I’m using libxml2 to parse HTML:
static htmlSAXHandler simpleSAXHandlerStruct = {
NULL, /* internalSubset */
NULL, /* isStandalone */
NULL, /* hasInternalSubset */
NULL, /* hasExternalSubset */
NULL, /* resolveEntity */
NULL, /* getEntity */
NULL, /* entityDecl */
NULL, /* notationDecl */
NULL, /* attributeDecl */
NULL, /* elementDecl */
NULL, /* unparsedEntityDecl */
NULL, /* setDocumentLocator */
NULL, /* startDocument */
NULL, /* endDocument */
NULL, /* startElement*/
NULL, /* endElement */
NULL, /* reference */
charactersFoundSAX, /* characters */
NULL, /* ignorableWhitespace */
NULL, /* processingInstruction */
NULL, /* comment */
NULL, /* warning */
errorEncounteredSAX, /* error */
NULL, /* fatalError //: unused error() get all the errors */
NULL, /* getParameterEntity */
NULL, /* cdataBlock */
NULL, /* externalSubset */
XML_SAX2_MAGIC, //
NULL,
startElementSAXP, /* startElementNs */
endElementSAXP, /* endElementNs */
NULL, /* serror */
};
The charactersFoundSAX and errorEncounteredSAX functions do get called, but the startElementSAXP and endElementSAXP functions never get called.

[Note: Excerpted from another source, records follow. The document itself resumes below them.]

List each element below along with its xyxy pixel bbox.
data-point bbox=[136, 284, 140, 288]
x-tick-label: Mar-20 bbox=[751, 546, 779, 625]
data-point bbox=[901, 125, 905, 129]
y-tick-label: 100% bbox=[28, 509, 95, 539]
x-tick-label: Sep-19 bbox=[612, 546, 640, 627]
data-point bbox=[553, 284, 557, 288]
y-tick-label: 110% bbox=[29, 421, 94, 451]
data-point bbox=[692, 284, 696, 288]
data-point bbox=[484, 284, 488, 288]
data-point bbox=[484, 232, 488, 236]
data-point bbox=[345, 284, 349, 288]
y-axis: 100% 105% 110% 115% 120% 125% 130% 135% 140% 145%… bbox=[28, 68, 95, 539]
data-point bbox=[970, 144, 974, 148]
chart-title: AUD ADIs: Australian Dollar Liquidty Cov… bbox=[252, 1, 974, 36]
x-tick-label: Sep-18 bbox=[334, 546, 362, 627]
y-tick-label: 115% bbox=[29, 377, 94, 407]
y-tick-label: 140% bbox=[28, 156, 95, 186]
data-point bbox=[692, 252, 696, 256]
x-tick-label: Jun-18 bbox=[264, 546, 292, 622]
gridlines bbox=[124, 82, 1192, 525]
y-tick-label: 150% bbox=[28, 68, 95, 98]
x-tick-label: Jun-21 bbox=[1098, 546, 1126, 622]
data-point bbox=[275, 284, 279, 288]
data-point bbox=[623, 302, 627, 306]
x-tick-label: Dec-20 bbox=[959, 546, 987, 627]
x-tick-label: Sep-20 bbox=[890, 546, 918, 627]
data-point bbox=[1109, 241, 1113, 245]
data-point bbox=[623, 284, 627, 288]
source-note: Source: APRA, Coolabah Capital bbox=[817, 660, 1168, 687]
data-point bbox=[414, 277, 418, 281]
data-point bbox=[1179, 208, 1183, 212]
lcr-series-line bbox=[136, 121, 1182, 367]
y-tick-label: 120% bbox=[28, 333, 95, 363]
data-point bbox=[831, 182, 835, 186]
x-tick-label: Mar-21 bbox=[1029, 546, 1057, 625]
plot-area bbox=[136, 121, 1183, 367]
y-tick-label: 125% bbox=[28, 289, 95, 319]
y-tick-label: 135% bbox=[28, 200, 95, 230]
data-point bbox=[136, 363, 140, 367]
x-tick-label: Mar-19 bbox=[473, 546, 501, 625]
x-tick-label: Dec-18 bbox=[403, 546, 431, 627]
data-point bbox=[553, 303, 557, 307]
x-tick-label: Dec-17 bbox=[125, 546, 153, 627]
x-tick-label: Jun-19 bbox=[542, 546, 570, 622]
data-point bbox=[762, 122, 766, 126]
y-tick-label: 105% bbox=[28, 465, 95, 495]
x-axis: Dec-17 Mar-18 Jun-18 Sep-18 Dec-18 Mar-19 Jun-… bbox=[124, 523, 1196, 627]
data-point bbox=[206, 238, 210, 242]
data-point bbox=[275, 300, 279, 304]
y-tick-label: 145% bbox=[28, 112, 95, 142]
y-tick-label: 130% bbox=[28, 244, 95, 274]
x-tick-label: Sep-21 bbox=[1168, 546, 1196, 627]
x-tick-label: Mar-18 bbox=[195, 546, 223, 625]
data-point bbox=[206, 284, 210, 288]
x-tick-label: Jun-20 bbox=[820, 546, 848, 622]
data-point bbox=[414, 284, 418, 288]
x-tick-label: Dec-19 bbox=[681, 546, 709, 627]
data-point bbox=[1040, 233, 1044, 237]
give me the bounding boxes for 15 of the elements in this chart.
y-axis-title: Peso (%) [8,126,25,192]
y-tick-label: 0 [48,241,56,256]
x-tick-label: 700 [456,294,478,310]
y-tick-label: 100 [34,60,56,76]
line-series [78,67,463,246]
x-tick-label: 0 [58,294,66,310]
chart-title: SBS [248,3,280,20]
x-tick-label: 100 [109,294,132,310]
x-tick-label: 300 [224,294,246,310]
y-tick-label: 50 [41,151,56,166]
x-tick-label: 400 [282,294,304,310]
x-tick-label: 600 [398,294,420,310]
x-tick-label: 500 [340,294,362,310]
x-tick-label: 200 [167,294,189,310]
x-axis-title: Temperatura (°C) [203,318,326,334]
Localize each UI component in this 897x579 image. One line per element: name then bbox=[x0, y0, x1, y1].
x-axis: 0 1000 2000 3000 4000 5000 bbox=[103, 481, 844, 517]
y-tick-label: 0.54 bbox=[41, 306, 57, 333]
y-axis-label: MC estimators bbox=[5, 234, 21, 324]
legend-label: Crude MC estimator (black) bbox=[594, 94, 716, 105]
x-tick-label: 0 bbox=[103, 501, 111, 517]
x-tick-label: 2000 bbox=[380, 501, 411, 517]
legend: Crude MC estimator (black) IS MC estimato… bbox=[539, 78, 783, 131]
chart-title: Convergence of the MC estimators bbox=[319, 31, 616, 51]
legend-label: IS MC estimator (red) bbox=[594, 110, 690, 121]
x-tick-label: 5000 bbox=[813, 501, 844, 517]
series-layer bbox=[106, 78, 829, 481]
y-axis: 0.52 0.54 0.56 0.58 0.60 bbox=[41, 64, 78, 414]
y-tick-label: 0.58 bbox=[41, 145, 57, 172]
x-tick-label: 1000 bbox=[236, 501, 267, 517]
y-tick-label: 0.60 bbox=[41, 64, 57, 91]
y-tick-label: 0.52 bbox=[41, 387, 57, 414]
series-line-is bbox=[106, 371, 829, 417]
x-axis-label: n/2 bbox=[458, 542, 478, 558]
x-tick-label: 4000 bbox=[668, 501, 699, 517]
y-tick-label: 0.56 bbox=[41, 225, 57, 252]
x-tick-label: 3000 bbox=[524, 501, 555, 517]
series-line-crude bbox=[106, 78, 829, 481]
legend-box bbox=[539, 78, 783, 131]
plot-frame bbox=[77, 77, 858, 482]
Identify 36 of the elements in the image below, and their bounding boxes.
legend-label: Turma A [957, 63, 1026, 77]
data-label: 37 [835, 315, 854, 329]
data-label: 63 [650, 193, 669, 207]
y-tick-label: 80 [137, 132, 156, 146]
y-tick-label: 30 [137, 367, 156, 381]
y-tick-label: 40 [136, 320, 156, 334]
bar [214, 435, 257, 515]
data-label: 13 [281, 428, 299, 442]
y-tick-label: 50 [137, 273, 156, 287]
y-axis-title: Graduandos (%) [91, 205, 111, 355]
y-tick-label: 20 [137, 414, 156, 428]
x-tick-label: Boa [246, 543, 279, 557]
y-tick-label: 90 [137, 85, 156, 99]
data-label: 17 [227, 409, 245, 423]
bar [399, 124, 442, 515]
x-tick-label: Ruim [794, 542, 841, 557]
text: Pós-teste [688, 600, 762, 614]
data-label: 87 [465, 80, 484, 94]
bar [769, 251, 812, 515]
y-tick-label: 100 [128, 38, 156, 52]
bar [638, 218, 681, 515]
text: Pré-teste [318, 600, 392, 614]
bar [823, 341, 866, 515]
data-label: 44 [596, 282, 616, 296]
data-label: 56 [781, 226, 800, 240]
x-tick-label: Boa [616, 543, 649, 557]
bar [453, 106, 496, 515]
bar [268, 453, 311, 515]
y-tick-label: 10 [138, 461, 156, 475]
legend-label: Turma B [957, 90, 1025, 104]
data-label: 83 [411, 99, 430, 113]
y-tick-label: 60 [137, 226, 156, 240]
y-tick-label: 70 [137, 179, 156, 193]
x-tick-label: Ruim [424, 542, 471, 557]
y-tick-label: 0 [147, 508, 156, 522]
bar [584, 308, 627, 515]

If I change the parsing from HTML and parse XML instead (and change all the definitions including ‘html’ to ‘xml’, e.g. into xmlSAXHandler), the functions do get called correctly.
Why is that?
HTML is not namespace aware and hence using just the
startElementNs/endElementNsfunction slots in a SAX parser will result in your observed behaviour.Simple fix: Fill in the
startElement/endElementslots.You can easily use wrappers to match the different signature and then call just the one underlying function in both XML and HTML mode.